Significance Threshold

Delta δ

Impact Threshold

Output

k potentially causal topics (k<=tn): (T1,L1),... (Tk, Lk)

Steps

Algorithm Steps

  1. Apply M to D to generate tn topics T1,..,TN
  2. Use C to find topics with significance value sig(C,X,T) > gamma(95%) CT: set of candidates causal topics with lags {(tc1, L1),..,(tck,Lk)}.
  3. For each candidate topic CT, apply C to find most significant causal words among top words w subset of T. Record the impact values of these significance words (e.g. word-leave Pearson correlations with time series variable)
  4. Define a prior on the topic model parameters using significant terms and impact values
    1. Separate positive impact terms and negative impact terms If orientation is very weak ( delta < 10%) ignore minor group
    2. Assign prior probabilities proportions according to significance levels
  5. Apply M to D using prior obtained in step 4.
  6. Repeat 2-5 until satisfying stopping criteria (e.g. reach topic quality at some point, no more significant topic change). When the process stops, CT is the output causal topic list.

How to run?

This program has been tested for python 3.8.5. It may work for older version of python (>=3.6), but was not tested. Here are the instructions to run this program.

Initial Setup

This program can be run with or without virtual environment setup. However virtual environment is highly recommended. Below are the steps required for Ubuntu 20.04.1 LTS.

# install virtualenvwrapper
pip3 install virtualenvwrapper --user

# Setup virtualenvwrapper path if not already done
export PATH="$HOME/.local/bin:$PATH"

# If python3 is aliased on your system, you need to
# setup environment variable for virtualenvwrapper to
# know where to pick python
export VIRTUALENVWRAPPER_PYTHON=/usr/bin/python3

# Source virtualenvwrapper.sh so that all helper
# commands are added to path
source ~/.local/bin/virtualenvwrapper.sh

# Make virtualenv. *demo* can be any name.
mkvirtualenv demo

# Clone the repository
git clone https://github.com/sonalsharma5990/CourseProject.git

# install dependencies
cd CourseProject/src
pip install -r requirements.txt

Run program

There are three options to run the program.

Below command uses the saved model to find significant topics and words. As it does not need to train the model, it is the fastest option and finishes in less than 5 minutes.

python main.py

You can also train the model again. Below command trains the model using the prior strength mu and eta (topic_word_prob) for 5 iterations. Please note currently it is not possible to set the mu, eta or number of iteration options from command line. These must be changed in code.

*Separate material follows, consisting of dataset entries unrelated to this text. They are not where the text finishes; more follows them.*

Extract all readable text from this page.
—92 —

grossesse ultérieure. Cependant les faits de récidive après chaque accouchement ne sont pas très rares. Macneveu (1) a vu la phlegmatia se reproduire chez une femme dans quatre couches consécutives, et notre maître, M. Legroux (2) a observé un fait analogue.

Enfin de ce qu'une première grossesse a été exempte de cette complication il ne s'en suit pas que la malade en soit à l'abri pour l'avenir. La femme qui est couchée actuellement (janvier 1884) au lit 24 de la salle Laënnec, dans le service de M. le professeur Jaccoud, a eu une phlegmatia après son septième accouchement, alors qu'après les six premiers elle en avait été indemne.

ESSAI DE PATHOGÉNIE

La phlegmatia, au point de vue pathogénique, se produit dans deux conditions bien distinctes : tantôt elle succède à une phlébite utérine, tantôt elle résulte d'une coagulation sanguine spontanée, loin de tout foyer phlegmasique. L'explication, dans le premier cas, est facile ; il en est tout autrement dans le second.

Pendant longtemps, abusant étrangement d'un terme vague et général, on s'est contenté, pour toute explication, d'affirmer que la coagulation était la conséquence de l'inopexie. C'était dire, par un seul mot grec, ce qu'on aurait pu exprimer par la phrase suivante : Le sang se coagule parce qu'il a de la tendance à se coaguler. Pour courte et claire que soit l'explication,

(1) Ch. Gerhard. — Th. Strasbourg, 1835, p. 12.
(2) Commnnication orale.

As this option trains the model five times (five iterations). It takes 12 to 15 minutes to run the program.

python main.py retrain

You can run topic causal modeling for various prior strength (mu) and number of clusters (tn), as mentioned in the section 5.2.2 Quantitative evaluation results. This generates graphs between various mu, tn and average causal significance and purity. As this program runs model training for each mu/tn combination five times. This takes 40 minutes to run on a large AWS EC2 instance.

python main.py graph

DataSet

NYT Corpus data

New York Times corpus was provided by TA's based on request by each team member. The dataset due to its huge size and access restriction is not included in this repository.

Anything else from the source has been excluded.